Regardless of their size, many small businesses still need to meet strict compliance regulations, such as PCI and HIPAA. In addition to any special requirements, there are a few security technologies every small business should have in place.
Here are our four security must-haves.
Firewall – It sounds passé, but firewalls are still the de facto solution for minimum security. Small businesses are no exception. We frequently see vendors attempting to coax small business owners into boxes bigger than they need, with full redundancy and licensing. As expected, most small business owners will balk at the price tags that hang off these shiny new boxes. The truth is, for bandwidths typical in smaller organizations, a small ASIC-based firewall even with gateway services (e.g. anti-virus, anti-spyware, IDS or IPS) can be found for an affordable price. Even if it’s not tweaked to perfection, having some firewall solution is better than none. And no organization should rely on their Internet provider for this security.

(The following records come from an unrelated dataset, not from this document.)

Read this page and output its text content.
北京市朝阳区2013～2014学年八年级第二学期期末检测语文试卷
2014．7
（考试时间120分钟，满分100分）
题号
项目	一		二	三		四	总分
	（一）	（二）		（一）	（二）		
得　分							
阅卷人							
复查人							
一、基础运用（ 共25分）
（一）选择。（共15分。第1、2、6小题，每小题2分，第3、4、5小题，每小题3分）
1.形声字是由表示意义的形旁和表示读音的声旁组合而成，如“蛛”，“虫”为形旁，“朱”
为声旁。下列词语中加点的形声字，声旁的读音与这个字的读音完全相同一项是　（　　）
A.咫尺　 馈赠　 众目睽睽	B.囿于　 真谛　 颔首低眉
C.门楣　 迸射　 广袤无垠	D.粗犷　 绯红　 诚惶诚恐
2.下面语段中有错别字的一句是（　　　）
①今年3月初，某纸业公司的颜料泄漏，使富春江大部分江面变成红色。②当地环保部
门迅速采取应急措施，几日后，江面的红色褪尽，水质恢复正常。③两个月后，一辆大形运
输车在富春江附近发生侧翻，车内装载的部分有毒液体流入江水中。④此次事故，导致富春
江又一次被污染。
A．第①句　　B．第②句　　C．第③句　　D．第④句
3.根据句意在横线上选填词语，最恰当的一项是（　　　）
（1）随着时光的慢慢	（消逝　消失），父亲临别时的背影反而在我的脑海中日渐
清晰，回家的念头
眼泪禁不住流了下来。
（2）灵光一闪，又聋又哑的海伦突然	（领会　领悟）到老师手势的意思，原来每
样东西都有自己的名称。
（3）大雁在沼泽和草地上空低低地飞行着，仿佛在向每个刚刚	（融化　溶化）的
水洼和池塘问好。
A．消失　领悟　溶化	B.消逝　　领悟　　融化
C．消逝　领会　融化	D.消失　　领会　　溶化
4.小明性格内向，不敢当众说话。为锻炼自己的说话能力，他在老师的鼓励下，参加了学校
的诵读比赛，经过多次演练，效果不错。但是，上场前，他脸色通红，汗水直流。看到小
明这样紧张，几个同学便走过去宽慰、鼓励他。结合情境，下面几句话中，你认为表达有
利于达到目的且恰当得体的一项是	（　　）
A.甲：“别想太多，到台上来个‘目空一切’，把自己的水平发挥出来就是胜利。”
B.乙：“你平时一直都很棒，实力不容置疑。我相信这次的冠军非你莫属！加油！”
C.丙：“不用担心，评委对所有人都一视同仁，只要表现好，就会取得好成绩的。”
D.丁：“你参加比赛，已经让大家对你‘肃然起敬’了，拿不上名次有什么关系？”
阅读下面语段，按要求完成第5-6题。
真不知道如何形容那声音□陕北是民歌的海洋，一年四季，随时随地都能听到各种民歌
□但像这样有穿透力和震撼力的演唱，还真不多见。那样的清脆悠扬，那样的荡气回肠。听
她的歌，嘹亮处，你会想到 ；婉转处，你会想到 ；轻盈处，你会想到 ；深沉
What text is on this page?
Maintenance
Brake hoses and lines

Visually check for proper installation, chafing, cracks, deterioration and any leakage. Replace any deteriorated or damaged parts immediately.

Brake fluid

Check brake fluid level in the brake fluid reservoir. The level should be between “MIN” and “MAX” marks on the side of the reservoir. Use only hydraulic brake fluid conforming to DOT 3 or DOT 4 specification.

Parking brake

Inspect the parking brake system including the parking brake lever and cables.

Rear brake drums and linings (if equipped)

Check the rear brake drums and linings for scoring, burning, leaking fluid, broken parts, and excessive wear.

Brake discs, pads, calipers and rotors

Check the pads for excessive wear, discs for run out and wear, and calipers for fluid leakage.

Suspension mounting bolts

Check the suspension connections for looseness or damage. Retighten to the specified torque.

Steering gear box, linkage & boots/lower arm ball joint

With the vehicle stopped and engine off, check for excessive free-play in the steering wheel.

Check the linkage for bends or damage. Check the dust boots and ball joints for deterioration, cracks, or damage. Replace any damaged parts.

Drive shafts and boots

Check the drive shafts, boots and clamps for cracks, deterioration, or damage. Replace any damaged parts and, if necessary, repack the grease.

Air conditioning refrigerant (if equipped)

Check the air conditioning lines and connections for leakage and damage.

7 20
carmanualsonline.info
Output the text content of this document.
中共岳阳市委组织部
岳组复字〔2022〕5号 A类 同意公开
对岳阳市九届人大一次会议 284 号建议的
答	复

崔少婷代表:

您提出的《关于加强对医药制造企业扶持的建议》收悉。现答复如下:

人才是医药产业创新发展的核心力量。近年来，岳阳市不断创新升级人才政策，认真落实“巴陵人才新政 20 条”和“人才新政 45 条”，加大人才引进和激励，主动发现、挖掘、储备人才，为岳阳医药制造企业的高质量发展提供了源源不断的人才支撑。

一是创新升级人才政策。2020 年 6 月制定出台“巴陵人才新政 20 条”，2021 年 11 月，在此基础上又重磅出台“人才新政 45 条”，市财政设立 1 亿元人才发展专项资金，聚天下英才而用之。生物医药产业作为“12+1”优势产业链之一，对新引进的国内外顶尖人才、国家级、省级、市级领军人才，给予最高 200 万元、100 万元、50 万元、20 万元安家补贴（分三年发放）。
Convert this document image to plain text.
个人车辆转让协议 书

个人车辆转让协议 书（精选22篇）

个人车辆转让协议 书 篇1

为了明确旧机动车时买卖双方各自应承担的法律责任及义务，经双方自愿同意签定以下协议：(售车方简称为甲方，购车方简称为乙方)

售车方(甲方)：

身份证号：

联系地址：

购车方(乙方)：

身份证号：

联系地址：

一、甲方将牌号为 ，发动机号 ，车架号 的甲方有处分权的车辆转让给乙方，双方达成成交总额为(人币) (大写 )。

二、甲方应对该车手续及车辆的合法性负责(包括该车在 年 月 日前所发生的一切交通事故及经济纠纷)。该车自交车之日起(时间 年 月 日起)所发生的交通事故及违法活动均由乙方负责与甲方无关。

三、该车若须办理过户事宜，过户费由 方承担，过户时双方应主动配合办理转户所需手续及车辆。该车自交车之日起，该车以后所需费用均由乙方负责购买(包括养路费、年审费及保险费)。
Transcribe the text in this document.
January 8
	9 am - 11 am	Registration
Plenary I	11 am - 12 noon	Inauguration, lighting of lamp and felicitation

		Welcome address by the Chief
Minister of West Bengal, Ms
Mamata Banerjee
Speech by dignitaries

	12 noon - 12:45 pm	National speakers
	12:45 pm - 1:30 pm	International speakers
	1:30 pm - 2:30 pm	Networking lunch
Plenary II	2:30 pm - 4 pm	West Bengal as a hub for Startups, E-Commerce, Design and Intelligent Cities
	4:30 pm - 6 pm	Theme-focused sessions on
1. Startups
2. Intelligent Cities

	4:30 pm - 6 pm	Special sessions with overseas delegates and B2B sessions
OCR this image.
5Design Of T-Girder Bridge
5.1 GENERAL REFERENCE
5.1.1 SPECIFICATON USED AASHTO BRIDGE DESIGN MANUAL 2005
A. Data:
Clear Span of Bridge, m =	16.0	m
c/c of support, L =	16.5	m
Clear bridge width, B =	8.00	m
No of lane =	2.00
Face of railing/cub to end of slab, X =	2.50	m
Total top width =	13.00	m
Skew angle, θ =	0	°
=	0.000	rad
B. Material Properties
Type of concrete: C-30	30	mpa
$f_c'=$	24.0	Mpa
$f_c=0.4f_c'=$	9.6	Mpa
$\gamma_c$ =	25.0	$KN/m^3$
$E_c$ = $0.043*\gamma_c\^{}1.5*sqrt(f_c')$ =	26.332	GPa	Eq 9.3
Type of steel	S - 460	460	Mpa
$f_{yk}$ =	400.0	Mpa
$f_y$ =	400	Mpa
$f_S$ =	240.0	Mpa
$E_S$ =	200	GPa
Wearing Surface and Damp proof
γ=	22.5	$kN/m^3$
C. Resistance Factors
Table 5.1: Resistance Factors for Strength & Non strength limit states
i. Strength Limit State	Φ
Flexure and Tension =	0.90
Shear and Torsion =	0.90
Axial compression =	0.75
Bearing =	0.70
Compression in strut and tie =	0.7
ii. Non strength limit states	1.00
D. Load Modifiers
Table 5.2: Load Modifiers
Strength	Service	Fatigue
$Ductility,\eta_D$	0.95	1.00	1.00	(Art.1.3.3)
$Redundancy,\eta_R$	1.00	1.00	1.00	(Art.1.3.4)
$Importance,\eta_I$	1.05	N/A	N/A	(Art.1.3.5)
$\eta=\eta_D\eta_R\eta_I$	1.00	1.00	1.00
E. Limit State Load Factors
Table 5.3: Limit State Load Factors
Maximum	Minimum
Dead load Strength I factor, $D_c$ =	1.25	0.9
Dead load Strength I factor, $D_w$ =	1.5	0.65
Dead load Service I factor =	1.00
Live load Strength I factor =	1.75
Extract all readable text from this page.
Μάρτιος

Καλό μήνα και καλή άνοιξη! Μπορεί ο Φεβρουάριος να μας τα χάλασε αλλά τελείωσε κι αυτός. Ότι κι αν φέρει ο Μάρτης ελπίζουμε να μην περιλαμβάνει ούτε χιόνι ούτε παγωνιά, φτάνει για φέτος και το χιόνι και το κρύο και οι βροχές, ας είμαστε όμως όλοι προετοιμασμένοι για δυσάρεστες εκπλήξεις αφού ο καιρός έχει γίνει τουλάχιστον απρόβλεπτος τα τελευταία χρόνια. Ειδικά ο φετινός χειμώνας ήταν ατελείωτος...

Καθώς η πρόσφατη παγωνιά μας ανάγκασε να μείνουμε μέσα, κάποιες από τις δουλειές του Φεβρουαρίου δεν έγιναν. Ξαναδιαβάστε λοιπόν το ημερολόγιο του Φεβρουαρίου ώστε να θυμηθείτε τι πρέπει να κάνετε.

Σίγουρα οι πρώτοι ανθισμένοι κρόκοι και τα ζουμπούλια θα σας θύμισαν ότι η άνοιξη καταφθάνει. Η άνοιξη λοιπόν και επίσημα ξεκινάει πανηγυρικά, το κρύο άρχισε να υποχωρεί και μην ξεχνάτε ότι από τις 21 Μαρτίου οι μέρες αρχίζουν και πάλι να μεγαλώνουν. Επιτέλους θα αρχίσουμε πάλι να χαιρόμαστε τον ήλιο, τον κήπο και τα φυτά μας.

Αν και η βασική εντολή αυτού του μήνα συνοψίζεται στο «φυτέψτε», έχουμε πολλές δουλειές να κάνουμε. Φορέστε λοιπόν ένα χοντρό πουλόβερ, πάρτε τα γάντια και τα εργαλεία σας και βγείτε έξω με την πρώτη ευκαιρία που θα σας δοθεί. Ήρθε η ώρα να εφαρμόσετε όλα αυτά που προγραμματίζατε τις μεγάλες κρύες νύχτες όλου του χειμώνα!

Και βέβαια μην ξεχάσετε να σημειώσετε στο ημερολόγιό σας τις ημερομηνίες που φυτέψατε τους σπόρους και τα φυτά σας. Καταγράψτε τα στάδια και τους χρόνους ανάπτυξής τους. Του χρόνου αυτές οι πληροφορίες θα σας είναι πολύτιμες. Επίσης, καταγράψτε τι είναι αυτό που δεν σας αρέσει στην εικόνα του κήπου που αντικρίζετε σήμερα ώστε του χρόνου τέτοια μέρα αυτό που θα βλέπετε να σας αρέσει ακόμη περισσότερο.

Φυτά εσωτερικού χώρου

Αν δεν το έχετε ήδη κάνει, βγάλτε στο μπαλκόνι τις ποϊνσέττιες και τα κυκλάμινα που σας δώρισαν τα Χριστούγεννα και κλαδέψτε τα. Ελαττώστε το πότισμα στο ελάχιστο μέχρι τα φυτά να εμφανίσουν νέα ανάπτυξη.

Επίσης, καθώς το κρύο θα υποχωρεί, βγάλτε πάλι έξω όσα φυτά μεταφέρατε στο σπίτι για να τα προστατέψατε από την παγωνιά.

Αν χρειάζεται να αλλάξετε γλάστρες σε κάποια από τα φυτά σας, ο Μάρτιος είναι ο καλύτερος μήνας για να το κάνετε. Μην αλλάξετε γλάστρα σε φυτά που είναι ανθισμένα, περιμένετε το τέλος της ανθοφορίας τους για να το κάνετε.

Client anti-virus – Whether your small office is three people or a hundred, client AV is a must-have. Depending on the number of users, an organization may opt for boxed consumer licenses and manual management, or a centrally-managed AV solution. All mainstream AV vendors will have both options available, but the licenses may not be upgradeable or transferable. Take the time to do a little research and you’ll be pleasantly surprised at the affordable licensing structure of centrally managed AV. The right Security-as-a-Service solution can perform reliably and effectively and deliver the flexibility and control associated with on-premise solutions — at a significantly lower cost — without compromising privacy and security. Whether as the sole deployment platform or part of a hybrid on-premise/ SaaS solution, SaaS helps provide a greater return on an organization’s security investment through coverage that scales to meet an organization’s needs and by reducing costs associated with maintaining on-premise solutions.
Password management tool – These are great little tools and I’ve found they’re an easy and inexpensive solution for small offices that aren’t using single sign-on or authenticating to a directory (such as Active Directory) for management. These tools allow a team or entire company to post, update, and share key passwords used in the organization. They can contain login info for bank accounts, the server admin account, email management or CLI logon for switches. They reduce the use of default passwords and re-use of shared passwords while making it easier to incorporate complexity into all credentials.
Backups – We can’t overemphasize the importance of a good backup and disaster recovery plan. You don’t have to have a fully-executed DR methodology, but if your small business currently has no backups, start here as your next step in securing your business. You never know when there will be a fire, a flood, or a disgruntled employee who decides to wreak havoc before leaving. Even if you’re not taking backups of all the computers, identify your key data – such as accounting records, customer data, and anything critical to operating your business such as emails, website content, intellectual property and marketing materials or graphics – and back it up. Look for software-based backups that can take regular snapshots of servers or storage, or consider a hosted online backup solution. If you can, find a remote site or hosted solution in case your location backup experiences a disaster or even theft.
Using these four tips you will certainly improve the security of your business for now and for the future.